Just a few days late, but sincere nonetheless.

I hope your 2013 has started out wonderfully.

I ended 2012 with a lovely dinner with Mrs Mikey, Mini Mikey, and LD. We shared some great memories of Mad Mikey, ate a fantastic dinner, and even managed to remain upbeat and giggly after the car died by the side of the very dark mountain road (in the pouring down rain). Yep. Happened again. This time it was merely a thingamabob that held a belt.

New Year’s Eve itself was spent down at the Marriott in the Gaslamp Quarter. I’d won tickets via a local radio station. I took a friend of mine from high school. Free food, free drink, horrible music played by half-assed DJs, but the company was absolutely great.

I even managed to get home by 01:15.

I’m totally rock ‘n’ roll.

And what did you do?

2012/12/24

Merry Christmas!

Da Goddess @ 12:24

Merry Christmas!

2012/12/22

A Most Thoughtful Pause

Da Goddess @ 20:23

Vodkamom has a beautiful post about being a teacher this time of year.

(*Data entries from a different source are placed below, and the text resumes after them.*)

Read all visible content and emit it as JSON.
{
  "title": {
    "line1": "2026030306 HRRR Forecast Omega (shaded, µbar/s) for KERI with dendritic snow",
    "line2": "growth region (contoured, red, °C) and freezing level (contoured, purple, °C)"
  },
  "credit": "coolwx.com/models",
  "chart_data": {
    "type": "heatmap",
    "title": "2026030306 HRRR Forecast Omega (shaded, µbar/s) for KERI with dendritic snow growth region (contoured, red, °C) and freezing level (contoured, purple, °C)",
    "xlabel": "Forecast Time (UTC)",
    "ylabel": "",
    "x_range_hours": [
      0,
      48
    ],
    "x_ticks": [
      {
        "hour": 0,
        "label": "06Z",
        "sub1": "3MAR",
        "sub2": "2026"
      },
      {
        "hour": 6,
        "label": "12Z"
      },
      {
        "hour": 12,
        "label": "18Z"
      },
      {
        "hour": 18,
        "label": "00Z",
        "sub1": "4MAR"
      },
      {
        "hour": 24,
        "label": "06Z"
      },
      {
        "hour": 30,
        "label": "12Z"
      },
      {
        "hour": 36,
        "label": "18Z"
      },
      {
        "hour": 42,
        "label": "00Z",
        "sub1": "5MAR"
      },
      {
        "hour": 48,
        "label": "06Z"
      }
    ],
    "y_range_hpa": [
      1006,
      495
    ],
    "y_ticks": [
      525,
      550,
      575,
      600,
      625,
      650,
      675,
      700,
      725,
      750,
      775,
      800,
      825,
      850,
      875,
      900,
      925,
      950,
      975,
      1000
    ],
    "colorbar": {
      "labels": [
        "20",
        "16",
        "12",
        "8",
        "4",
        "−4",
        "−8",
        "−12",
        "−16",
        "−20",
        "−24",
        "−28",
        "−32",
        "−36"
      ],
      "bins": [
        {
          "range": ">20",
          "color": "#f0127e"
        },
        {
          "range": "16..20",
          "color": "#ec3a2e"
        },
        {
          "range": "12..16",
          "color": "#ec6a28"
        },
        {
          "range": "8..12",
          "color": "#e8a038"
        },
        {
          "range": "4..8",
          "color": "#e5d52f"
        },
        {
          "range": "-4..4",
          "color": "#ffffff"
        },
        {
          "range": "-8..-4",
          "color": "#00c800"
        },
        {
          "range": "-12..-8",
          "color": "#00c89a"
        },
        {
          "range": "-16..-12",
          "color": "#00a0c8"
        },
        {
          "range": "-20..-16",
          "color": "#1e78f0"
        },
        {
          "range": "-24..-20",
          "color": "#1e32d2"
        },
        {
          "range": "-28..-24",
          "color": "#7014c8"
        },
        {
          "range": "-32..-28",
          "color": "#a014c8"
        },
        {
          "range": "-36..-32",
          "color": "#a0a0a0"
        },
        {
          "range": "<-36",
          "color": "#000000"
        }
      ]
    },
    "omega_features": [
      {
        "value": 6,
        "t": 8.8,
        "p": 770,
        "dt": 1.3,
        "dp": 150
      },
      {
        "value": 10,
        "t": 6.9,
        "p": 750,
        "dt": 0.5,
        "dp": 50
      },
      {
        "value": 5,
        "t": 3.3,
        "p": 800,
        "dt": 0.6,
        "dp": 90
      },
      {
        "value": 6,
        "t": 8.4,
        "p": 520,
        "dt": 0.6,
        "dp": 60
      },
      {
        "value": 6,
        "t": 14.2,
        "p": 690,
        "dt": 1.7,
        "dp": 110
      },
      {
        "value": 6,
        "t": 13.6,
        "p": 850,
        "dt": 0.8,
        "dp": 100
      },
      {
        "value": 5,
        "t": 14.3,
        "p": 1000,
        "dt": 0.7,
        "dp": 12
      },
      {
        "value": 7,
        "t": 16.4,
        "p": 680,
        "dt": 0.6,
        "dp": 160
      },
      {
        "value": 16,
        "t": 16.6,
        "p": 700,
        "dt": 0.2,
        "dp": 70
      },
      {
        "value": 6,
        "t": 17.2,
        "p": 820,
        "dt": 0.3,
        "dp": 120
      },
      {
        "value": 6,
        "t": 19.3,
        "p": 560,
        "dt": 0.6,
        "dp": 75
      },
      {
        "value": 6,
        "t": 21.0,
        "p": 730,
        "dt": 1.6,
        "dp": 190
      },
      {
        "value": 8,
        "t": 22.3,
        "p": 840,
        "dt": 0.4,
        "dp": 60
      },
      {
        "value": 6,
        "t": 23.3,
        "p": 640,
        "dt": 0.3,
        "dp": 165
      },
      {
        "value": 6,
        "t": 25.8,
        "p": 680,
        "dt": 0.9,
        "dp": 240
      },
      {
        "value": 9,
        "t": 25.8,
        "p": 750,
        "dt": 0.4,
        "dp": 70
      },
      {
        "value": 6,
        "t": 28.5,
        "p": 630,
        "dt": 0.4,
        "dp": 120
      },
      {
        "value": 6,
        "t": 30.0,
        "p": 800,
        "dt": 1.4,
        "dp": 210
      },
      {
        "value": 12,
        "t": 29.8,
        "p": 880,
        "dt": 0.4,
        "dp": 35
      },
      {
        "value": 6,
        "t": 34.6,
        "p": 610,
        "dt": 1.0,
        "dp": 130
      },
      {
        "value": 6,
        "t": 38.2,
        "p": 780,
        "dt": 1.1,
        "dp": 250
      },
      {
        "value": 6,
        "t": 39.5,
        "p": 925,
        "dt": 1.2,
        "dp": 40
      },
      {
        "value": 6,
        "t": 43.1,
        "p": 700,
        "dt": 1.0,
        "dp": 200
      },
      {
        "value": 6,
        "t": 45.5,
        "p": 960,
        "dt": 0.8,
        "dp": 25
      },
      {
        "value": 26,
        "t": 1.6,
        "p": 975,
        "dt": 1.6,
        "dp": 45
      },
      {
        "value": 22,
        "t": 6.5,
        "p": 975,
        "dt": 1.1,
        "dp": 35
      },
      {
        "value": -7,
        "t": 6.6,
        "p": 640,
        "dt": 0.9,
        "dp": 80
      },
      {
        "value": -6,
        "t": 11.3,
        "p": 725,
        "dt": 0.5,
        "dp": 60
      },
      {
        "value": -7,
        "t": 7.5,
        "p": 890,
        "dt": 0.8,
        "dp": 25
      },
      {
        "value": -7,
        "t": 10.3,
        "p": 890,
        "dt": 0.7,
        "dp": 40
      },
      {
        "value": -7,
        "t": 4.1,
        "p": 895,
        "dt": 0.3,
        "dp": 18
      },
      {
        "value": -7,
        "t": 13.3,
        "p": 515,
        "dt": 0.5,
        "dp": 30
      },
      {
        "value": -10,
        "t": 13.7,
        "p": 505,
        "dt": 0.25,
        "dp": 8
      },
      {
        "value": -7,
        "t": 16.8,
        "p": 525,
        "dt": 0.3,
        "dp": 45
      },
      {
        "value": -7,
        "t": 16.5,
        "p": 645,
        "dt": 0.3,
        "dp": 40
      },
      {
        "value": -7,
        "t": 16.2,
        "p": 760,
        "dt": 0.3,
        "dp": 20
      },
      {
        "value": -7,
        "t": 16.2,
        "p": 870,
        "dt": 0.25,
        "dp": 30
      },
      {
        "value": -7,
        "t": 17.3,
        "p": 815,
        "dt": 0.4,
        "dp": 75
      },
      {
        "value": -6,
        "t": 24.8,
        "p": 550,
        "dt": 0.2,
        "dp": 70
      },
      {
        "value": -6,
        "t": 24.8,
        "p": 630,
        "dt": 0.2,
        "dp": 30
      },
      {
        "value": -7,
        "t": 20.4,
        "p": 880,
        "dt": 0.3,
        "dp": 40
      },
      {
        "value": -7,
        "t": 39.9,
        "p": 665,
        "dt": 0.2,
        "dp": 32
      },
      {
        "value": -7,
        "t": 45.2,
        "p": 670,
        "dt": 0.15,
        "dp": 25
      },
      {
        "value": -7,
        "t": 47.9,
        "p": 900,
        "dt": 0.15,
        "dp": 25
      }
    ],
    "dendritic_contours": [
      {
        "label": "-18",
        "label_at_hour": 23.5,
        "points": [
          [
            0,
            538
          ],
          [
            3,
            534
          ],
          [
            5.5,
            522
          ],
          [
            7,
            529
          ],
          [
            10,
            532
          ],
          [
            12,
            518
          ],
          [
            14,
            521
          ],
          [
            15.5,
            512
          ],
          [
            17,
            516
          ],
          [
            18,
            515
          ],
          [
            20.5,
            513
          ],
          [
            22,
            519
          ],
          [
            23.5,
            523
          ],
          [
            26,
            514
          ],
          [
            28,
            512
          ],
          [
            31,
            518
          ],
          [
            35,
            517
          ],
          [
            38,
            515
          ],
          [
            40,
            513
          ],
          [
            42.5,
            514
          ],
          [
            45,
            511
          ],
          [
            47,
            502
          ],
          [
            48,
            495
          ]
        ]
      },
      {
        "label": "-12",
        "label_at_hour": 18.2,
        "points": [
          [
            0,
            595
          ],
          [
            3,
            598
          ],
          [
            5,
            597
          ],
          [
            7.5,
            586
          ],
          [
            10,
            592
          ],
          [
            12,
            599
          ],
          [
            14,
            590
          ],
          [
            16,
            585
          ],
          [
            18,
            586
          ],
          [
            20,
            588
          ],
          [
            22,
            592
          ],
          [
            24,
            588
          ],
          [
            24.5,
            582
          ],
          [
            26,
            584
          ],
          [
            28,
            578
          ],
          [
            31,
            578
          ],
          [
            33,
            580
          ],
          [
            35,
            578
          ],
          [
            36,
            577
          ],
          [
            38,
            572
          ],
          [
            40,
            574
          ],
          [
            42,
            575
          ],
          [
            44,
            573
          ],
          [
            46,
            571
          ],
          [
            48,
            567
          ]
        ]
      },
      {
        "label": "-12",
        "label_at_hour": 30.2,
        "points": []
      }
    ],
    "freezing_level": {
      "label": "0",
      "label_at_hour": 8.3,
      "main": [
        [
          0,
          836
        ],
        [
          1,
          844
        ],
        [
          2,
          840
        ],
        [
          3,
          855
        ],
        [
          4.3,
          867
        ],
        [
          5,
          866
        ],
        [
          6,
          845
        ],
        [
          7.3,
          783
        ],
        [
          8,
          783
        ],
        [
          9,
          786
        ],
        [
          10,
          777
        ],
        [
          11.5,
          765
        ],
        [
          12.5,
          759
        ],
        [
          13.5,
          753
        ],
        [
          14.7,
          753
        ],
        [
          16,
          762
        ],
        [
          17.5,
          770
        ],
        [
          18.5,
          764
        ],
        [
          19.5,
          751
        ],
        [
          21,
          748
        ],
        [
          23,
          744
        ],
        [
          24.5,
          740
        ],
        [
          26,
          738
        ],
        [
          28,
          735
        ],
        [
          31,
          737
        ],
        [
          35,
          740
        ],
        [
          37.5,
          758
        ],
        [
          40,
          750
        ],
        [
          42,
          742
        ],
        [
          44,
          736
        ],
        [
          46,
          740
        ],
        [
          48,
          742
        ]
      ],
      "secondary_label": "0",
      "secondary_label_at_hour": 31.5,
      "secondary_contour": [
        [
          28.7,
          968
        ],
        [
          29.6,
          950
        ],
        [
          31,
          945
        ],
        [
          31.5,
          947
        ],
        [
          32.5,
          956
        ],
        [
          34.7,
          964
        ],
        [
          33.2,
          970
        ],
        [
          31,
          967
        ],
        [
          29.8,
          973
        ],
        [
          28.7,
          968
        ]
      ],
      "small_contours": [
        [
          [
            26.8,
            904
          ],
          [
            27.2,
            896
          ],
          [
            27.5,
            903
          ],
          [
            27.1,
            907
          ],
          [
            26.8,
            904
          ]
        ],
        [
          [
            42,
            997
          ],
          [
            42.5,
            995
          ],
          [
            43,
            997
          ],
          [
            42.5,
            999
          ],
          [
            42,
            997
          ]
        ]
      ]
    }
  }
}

We did this in a friendly, thoughtful and caring way, through discussions that came up in our rooms. They weren’t directed by any policies, mandates, or outlined in any directive by the school district. They happened naturally and beautifully.

That passage in particular made me cry. We’ve over-PC’d our children right out of the most amazing experience of discovering new and exciting things about other people and other cultures because we aren’t allowed to share stories organically, but rather are forced to present lessons on other cultures and traditions and religions. Give a child a chance to be fascinated by someone else’s stories and their curiosity will be piqued. Make them sit and listen to a “lesson on culture” and you lose their interest.

My wish for teachers everywhere is to be able to go back to the days when you could have Christmas and Hanukkah decorations in the classrooms, could take the time to sit and listen to the children share, and when it was okay to hand the teacher a bottle of vodka for their first dinner cocktail of Christmas break.

Merry Christmas, teachers! Y’all rock!

2012/12/18

Today’s Three Wise Men

Da Goddess @ 11:22

Not really three wise men, but three friends celebrating birthdays today. The combination of names is just too funny: Rob, Hubert, Bjorn.

What does this say about my collection of friends?

2012/11/30

This Was Supposed to Be Coffee

Da Goddess @ 03:24

Three types. Don’t remember which is which, though. However, in my search to identify the varieties, I couldn’t find anything that resembled these images. Either I misread the signs in each plant’s pot, or they were mislabeled. I’m going with the latter.

The gold version

All three were labeled as coffee

I thought it was coffee

Eh, no matter. I think they’re lovely.

And Kimberley and I had fun cruising around Balboa Park that day.

2012/11/22

Most Grateful – Happy Thanksgiving!

Da Goddess @ 01:18

I hope, like me, you are able to look about and find many reasons for which you are most grateful.

Family, friends, and even strangers have made the most enormous impact on my life this year and I will not forget this.

Today I forgive the idiocy and cruelness. Today I focus on the kindness and love. And today I offer my thanks all those around me for being a part of my journey.

May your day be absolutely amazing!

2012/11/19

Gardenwife is Here!

Da Goddess @ 03:22

I’ve been looking forward to Gardenwife’s visit from the moment she started talking about it. It all started while I was still in Vegas. At one point, we were planning on driving out to California together. Then I left Vegas and she was worried about driving to California on her own.

She got over that real quick because next thing you know, she’s all up and down the coast!

And last night she finally arrived in San Diego!

Kimberley is every bit as lovely and dear as the woman I’ve come to know online for the past 10 years.

Anyone who says you can’t trust people you meet online just isn’t looking in the right places.